The project promises tremendous benefits for the region: 4,000 construction jobs, most union positions, plus over 1,000 permanent jobs. The project will contribute an estimated $2.7 billion to the regional economy. Vantage committed $175 million for infrastructure upgrades including expanded water systems and wastewater treatment for both the campus and the surrounding Port Washington area.
Environmental responsibility is built into the project's design. The campus will use 70% solar, wind, and battery storage to power operations, with 30% of energy available for local communities. Vantage will use closed-loop cooling systems to minimize water use and plans to restore more water to freshwater sources than the facility consumes. The company will also plant over 2,000 native trees and pursue LEED certification, which recognizes environmentally friendly building.
The U.S. Government Joins the AI Infrastructure Race
The U.S. Air Force made headlines by offering 3,101 acres of federal land on five military bases for private companies to build AI data centers. Two-thirds of this land is at Edwards Air Force Base in California, which is the Air Force's largest installation by land area. Additional sites include bases in Arizona, Tennessee, Georgia, and New Jersey. Proposals are due November 14, and winning projects will be selected in January 2026.
Companies bidding must have strong financial backing and show at least three completed AI data center projects with over 100 megawatts of power built within the last three years. The new projects must also draw at least 100 megawatts dedicated to AI inference, training, simulation, or synthetic data generation. This government initiative shows how critical AI infrastructure has become to national priorities.

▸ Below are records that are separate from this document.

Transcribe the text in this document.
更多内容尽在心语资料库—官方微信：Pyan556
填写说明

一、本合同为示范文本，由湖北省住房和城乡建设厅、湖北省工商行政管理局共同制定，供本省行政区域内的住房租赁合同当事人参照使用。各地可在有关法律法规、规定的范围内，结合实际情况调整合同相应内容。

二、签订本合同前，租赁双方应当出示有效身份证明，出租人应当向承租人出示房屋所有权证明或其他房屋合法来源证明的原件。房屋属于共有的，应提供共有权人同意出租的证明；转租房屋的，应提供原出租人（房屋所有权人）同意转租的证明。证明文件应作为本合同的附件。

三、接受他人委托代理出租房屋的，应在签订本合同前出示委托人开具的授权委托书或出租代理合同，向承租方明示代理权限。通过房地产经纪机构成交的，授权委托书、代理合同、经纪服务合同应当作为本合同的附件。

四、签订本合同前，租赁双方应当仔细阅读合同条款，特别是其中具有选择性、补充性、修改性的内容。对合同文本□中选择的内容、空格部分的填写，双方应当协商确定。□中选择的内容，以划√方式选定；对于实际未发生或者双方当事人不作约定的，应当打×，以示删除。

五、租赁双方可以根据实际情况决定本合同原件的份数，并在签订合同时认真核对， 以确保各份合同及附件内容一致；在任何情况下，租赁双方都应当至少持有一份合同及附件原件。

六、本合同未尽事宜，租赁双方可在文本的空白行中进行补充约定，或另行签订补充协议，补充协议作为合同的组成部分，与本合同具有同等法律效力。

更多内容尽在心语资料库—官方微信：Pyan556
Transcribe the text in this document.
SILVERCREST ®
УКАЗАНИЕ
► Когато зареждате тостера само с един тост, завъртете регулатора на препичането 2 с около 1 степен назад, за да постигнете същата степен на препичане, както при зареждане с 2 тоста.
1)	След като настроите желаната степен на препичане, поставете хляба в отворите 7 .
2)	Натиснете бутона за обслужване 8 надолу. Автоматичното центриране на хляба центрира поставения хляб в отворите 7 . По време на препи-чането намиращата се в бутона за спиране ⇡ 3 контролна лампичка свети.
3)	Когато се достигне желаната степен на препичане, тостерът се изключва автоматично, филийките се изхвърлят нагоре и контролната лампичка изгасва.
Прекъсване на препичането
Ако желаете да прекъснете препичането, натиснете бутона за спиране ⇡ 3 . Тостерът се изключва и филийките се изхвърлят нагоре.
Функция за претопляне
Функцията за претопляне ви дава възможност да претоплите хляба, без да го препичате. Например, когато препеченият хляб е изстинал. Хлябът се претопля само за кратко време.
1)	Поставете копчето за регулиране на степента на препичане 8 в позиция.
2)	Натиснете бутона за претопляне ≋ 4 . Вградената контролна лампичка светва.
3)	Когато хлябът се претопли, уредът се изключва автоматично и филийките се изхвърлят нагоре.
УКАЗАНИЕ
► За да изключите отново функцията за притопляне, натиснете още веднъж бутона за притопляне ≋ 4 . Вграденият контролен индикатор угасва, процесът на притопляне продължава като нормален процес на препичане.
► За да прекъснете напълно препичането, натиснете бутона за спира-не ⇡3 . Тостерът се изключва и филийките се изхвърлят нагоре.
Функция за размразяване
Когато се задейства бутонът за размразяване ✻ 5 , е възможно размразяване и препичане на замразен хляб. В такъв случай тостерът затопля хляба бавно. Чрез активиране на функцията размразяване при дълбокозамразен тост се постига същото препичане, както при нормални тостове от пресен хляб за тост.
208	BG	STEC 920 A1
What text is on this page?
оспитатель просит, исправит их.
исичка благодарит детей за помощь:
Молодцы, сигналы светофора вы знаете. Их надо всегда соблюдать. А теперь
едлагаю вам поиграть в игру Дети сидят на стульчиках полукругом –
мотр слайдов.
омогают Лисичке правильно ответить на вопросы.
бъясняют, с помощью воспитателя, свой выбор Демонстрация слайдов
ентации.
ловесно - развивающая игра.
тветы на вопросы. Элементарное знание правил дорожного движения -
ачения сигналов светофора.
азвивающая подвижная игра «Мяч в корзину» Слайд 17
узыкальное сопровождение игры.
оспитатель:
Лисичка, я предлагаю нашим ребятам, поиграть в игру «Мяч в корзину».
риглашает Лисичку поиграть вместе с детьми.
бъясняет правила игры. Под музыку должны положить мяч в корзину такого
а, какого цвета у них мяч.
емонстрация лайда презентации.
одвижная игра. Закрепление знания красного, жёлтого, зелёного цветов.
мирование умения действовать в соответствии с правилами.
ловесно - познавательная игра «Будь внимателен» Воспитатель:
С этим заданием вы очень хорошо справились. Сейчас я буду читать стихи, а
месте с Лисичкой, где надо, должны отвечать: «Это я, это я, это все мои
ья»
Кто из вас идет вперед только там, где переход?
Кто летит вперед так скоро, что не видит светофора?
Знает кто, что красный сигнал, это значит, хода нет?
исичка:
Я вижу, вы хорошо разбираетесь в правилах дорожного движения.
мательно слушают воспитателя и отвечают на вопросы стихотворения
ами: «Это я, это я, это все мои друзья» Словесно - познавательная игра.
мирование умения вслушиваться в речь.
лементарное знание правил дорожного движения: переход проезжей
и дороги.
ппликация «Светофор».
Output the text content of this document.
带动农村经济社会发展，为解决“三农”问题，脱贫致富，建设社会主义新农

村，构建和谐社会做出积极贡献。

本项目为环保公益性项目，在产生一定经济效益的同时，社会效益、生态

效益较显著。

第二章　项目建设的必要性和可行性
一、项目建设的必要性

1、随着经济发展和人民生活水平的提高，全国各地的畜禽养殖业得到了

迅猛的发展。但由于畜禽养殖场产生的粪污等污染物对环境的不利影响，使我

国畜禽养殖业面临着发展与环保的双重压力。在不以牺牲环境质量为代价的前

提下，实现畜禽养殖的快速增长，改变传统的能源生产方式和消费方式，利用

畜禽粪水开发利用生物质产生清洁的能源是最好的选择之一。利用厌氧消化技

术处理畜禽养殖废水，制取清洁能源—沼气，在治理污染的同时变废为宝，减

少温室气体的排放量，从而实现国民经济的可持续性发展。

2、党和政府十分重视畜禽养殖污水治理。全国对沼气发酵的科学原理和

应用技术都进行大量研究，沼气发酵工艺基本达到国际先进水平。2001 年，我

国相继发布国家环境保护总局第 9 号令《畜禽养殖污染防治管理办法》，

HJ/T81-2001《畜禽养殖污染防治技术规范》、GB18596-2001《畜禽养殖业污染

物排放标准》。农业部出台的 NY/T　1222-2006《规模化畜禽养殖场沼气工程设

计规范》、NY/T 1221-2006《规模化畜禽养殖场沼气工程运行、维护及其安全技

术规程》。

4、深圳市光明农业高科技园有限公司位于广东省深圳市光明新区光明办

AI Becomes Infrastructure Planning Tool
At industry conferences this week, leaders discussed how AI is helping professionals work more effectively. AI can handle repetitive tasks, allowing engineers and planners to focus on complex decision-making and creative problem-solving. Infrastructure professionals are using AI to analyze data, create plans, and manage projects more efficiently. Bentley Systems announced new AI tools and platforms designed to help infrastructure companies integrate AI into their daily operations.
These developments show that the next decade of infrastructure depends on massive investments in physical AI systems, combined with smart use of AI technology to plan and manage these systems. Cities and companies that adapt quickly to these changes will lead the next era of infrastructure development.